Ettore Majorana contributed several ideas that have had a significant, lasting impact on condensed matter physics, broadly construed. In this chapter I will discuss, from a modern perspective, four important topics that have deep roots in Majorana's work.
1. Spin response and universal connection: In paper N.6, Majorana considered the coupling of spins to magnetic fields. The paper is brief, but it contains two ingenious ideas whose importance extends well beyond the immediate problem he treated, and should be part of every physicist's toolkit. The first of those ideas is that, having solved the problem for spin 1/2, one can deduce the solution for general spins by pure algebra. Majorana's original construction uses a rather specialized mathematical apparatus. Bloch and Rabi, in a classic paper [62], brought it close to the form discussed in Section 14.1. Rephrased in modern terms, it is a realization – the first, I think, in physics – of the universality of non-Abelian charge transport (Wilson lines).
2. Level crossing and generalized Laplace transform: In the same paper, Majorana used an elegant mathematical technique to solve the hard part of the spin dynamics, which occurs near level crossings. This technique involves, at its center, a more general version of the Laplace transform than its usual use in constant-coefficient differential equations. Among other things, it gives an independent and transparent derivation of the celebrated Landau–Zener formula for non-adiabatic transitions. (Historically, Majorana's work on the problem, and also that of Stückelberg [75], was essentially simultaneous with Landau's [73] and Zener's [74].) Majorana's method is smooth and capable of considerable generalization. It continues to be relevant to contemporary problems.

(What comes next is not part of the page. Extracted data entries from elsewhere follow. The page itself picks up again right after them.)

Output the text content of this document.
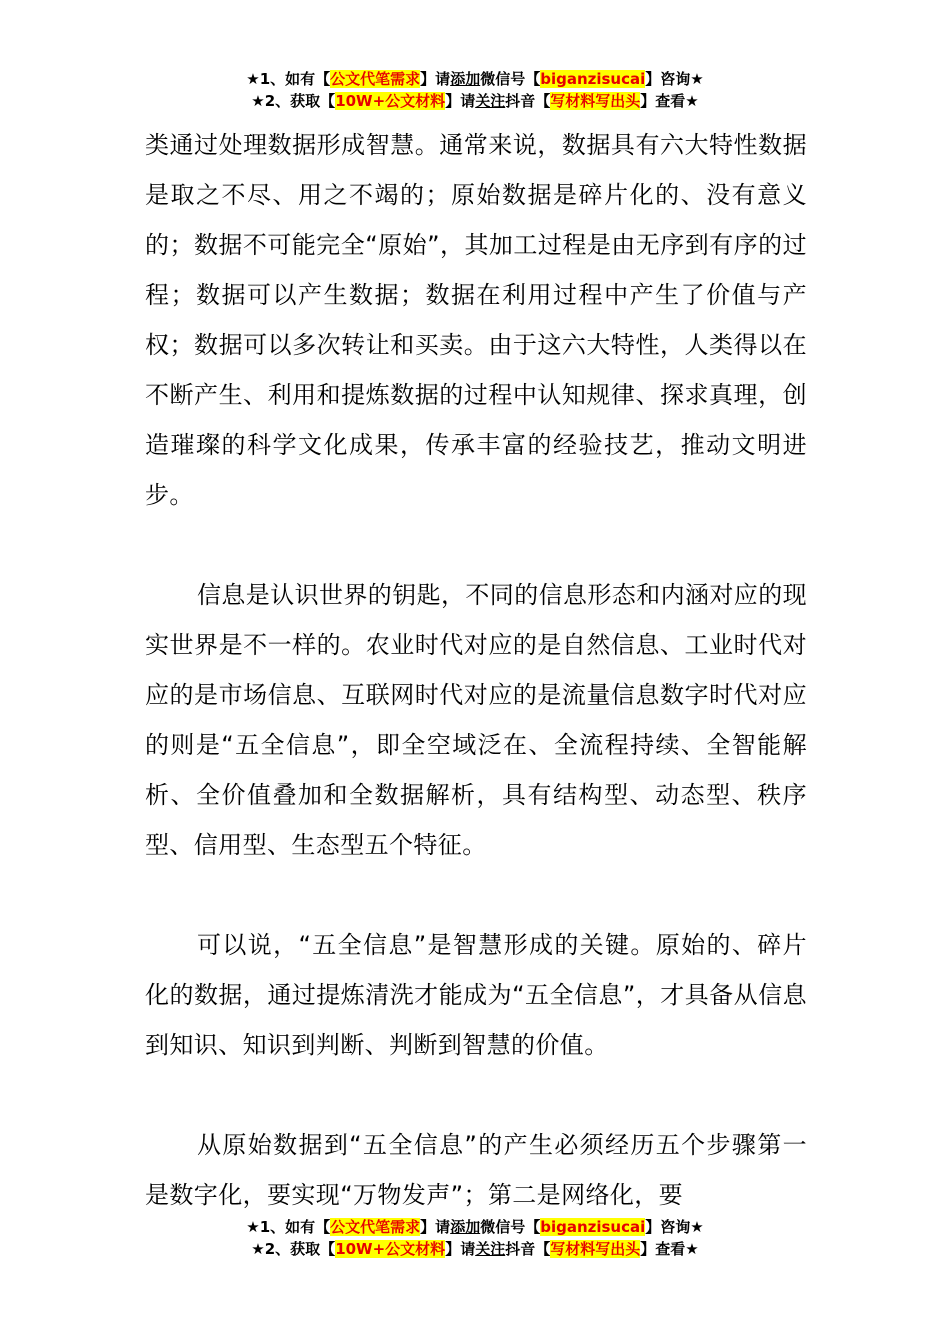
★1、如有【公文代笔需求】请添加微信号【biganzisucai】咨询★
★2、获取【10W+公文材料】请关注抖音【写材料写出头】查看★

类通过处理数据形成智慧。通常来说，数据具有六大特性数据是取之不尽、用之不竭的；原始数据是碎片化的、没有意义的；数据不可能完全“原始”，其加工过程是由无序到有序的过程；数据可以产生数据；数据在利用过程中产生了价值与产权；数据可以多次转让和买卖。由于这六大特性，人类得以在不断产生、利用和提炼数据的过程中认知规律、探求真理，创造璀璨的科学文化成果，传承丰富的经验技艺，推动文明进步。

信息是认识世界的钥匙，不同的信息形态和内涵对应的现实世界是不一样的。农业时代对应的是自然信息、工业时代对应的是市场信息、互联网时代对应的是流量信息数字时代对应的则是“五全信息”，即全空域泛在、全流程持续、全智能解析、全价值叠加和全数据解析，具有结构型、动态型、秩序型、信用型、生态型五个特征。

可以说，“五全信息”是智慧形成的关键。原始的、碎片化的数据，通过提炼清洗才能成为“五全信息”，才具备从信息到知识、知识到判断、判断到智慧的价值。

从原始数据到“五全信息”的产生必须经历五个步骤第一是数字化，要实现“万物发声”；第二是网络化，要

★1、如有【公文代笔需求】请添加微信号【biganzisucai】咨询★
★2、获取【10W+公文材料】请关注抖音【写材料写出头】查看★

3. Majorana fermions: from neutrinos to electrons: Majorana's most famous paper N.9 concerns the possibility of formulating a purely real version of the Dirac equation. In a modern interpretation, this is the problem of formulating equations for the description of spin-1/2 particles that are their own antiparticles: Majorana fermions. Majorana's original investigation was stimulated in part by issues of mathematical esthetics, and in part by the physical problem of describing the then hypothetical neutrino.